Meu amigo, minha amiga, não sei se você acha difícil evangelizar “seu mundo”. Se este for seu caso, gostaria que você analisasse as perguntas a seguir no âmbito que lhe for pertinente:

  • Você considera a convocação de Jesus como uma prioridade em sua vida?

  • Você, médico, por que é médico?

  • Você, empresário, por que é empresário?

  • Você, professora, por que é professora?

  • E você, advogado, por que é advogado? – e assim por diante.

 

É óbvio que você tem sua profissão e seus encargos. Ela é seu “ganha-pão”, mas enquanto está consultando, ensinando, administrando ou advogando, qual é a sua prioridade? Enquanto cumpre seu dever, você tem sido um grãozinho na sopa e uma luz na escuridão?


 Talvez, neste ponto da leitura deste artigo, você esteja pensando: 
– Está bem, Jaime, chega! Já compreendi qual é o meu papel e o de minha família, mas por favor, ajude-me a descobrir o caminho.

 

Vou dar algumas sugestões para você praticar:

Visualize o Espírito de Deus pairando sobre a sua vizinhança
Nunca podemos nos esquecer de que levar pessoas a aceitarem a Cristo é obra do Espírito Santo. Jesus disse: “Os campos estão brancos para a ceifa...”. Há pessoas que, preparadas pelo Espírito Santo, moram perto de você e estão procurando respostas. Deus o conduzirá a essas pessoas se você estiver em busca delas.

Comece a orar por alguém que o Espírito Santo colocar em seu coração
Se você não tiver uma pessoa em mente, peça ao Espírito Santo que a aponte. Leve-a diariamente ao trono da graça de Deus em oração. Peça a ele uma oportunidade para construir um relacionamento com ela. Seja sensível às suas lutas e necessidades. Procure construir uma ponte entre o seu mundo e o mundo dela.
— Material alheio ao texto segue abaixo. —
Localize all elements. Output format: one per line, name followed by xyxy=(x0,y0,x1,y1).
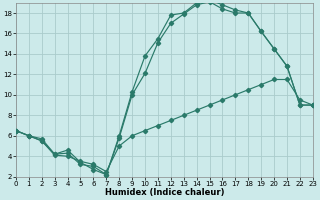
X-axis label: Humidex (Indice chaleur): Humidex (Indice chaleur) xyxy=(105,188,224,197)
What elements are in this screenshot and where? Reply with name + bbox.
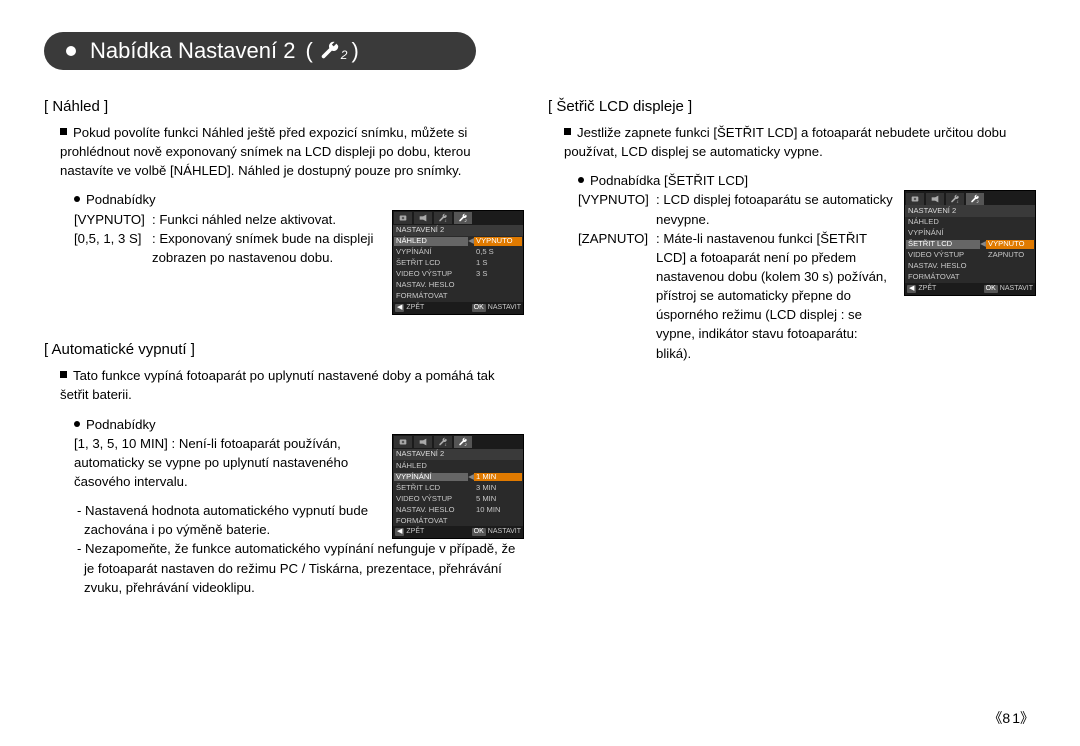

Quando Deus der a oportunidade, compartilhe o que ele tem feito em sua vida e o que Jesus Cristo significa para você
Esteja pronto para compartilhar o plano da salvação.

O impacto de uma vida transformada pela graça de Deus é profundo. Quem é perdoado por Deus também saberá perdoar alguém que o feriu. Quem foi aceito na família de Deus é capaz de amar e aceitar as pessoas ao seu redor. 


Deus nos confiou a tarefa de refletir em nossa vida a nossa fé e obediência à sua Palavra. Vidas transformadas por Jesus Cristo, esta é a mensagem do evangelho.


A família cristã precisa ser sal e levar o sabor inigualável da salvação e da vida abundante em Cristo ao mundo em que vive; ser luz brilhando na escuridão, iluminando o caminho e aproximando outros da verdadeira luz que é o nosso Senhor Jesus.